5. (Optional) Imitation-Learning Example

If you have a folder of Slippi replays (.slp), launch the transformer imitation script on “Fox” matches with an 18-frame delay:

bash scripts/imitation_example.sh \
  --data-dir=/path/to/replays \
  --delay=18 \
  --batch-size=64 \
  --eval-interval=500

This runs a 3-layer transformer on GPU (if available) and logs evaluation metrics.

Next Steps

  • Generate a full dataset: use your own Slippi replays and the data-processing scripts.
  • Train from scratch or continue from checkpoints in checkpoints/.
  • Launch headless evaluation via scripts/run_dolphin.py (requires a GameCube/Wii ROM).

Data Pipeline & Dataset Creation

This section outlines the end-to-end flow that transforms raw Slippi replay archives (.zip, .7z) into a filtered, model-ready dataset serialized as Parquet files.

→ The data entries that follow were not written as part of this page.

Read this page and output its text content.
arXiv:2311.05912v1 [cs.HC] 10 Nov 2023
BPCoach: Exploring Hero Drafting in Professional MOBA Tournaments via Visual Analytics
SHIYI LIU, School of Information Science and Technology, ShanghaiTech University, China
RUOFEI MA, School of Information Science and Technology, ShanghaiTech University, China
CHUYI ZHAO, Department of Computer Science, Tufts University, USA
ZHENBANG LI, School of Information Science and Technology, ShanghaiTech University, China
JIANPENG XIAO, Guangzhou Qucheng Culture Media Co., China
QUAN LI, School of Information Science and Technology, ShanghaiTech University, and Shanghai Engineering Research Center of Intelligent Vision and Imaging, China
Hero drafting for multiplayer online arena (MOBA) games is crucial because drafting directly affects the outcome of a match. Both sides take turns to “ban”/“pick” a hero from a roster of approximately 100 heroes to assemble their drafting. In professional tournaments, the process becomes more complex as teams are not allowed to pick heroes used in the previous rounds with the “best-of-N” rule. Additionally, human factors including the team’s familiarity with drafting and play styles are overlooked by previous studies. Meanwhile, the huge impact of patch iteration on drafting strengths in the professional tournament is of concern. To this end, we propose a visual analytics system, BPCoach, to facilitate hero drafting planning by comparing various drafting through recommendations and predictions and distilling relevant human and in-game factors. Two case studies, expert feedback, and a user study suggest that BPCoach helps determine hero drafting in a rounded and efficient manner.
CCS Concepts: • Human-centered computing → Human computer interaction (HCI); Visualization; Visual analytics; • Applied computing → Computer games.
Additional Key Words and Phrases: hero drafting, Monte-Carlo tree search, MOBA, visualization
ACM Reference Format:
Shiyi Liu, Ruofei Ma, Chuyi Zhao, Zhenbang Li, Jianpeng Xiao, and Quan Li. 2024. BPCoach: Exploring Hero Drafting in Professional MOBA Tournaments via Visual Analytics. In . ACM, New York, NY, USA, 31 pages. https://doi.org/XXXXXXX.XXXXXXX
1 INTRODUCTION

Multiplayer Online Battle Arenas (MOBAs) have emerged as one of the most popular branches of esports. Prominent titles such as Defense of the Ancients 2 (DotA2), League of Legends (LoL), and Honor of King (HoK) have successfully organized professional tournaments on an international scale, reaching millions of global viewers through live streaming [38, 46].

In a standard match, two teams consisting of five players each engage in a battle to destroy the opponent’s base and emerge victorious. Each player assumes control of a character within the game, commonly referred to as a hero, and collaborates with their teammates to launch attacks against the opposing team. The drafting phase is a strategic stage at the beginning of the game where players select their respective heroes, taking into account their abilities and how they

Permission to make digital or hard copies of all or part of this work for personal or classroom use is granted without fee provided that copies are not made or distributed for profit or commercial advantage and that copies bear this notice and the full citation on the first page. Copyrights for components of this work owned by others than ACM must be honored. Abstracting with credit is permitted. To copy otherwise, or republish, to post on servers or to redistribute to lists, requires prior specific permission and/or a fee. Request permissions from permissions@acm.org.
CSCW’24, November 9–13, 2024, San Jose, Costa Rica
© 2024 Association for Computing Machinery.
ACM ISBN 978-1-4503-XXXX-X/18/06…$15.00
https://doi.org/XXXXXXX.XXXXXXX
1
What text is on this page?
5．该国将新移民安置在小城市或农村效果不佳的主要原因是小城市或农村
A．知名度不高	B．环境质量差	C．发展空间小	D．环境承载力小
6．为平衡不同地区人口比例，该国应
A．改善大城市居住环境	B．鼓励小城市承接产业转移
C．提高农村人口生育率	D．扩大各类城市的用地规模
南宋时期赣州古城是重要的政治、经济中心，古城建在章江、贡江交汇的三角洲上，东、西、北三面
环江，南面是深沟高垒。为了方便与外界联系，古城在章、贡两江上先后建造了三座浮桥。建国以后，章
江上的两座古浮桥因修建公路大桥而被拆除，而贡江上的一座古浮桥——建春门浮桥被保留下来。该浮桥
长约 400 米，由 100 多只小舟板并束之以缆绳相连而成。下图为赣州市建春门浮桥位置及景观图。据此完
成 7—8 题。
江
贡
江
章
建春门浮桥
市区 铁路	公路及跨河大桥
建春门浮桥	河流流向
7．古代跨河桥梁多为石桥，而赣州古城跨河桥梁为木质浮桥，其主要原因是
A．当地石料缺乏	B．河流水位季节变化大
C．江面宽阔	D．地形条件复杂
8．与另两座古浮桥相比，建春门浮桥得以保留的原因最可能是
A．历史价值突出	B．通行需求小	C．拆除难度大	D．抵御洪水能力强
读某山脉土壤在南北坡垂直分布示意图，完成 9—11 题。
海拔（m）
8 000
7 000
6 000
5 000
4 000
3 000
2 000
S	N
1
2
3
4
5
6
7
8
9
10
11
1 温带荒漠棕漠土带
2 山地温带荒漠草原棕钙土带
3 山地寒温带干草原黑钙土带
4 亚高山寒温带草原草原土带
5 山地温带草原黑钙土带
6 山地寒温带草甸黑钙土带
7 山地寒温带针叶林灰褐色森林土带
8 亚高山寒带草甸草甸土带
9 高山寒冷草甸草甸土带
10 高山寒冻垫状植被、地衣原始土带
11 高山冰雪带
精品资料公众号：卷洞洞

1. Parsing Raw Replay Archives

Use slippi_db.parse_local.run_parsing() to extract and parse all .slp files from archive folders into per-replay pickles.

Key Function

run_parsing(
    input_dir: str,           # Directory containing .zip/.7z archives or loose .slp files
    output_dir: str,          # Directory to write parsed subfolders per replay
    num_workers: int = 1,     # Parallel extraction workers
    in_memory: bool = False,  # Extract archives in memory instead of to disk
    overwrite: bool = False   # Re-parse even if output exists
)

Example

from slippi_db.parse_local import run_parsing

# Parse all archives under ./raw_replays into ./parsed_replays using 4 workers
run_parsing(
    input_dir="data/raw_replays",
    output_dir="data/parsed_replays",
    num_workers=4,
    in_memory=True,
    overwrite=False
)

After running, each replay folder (<replay_hash>) contains:

  • metadata.pickle (dict from preprocessing)
  • game_frames.pickle (PyArrow StructArray of frames)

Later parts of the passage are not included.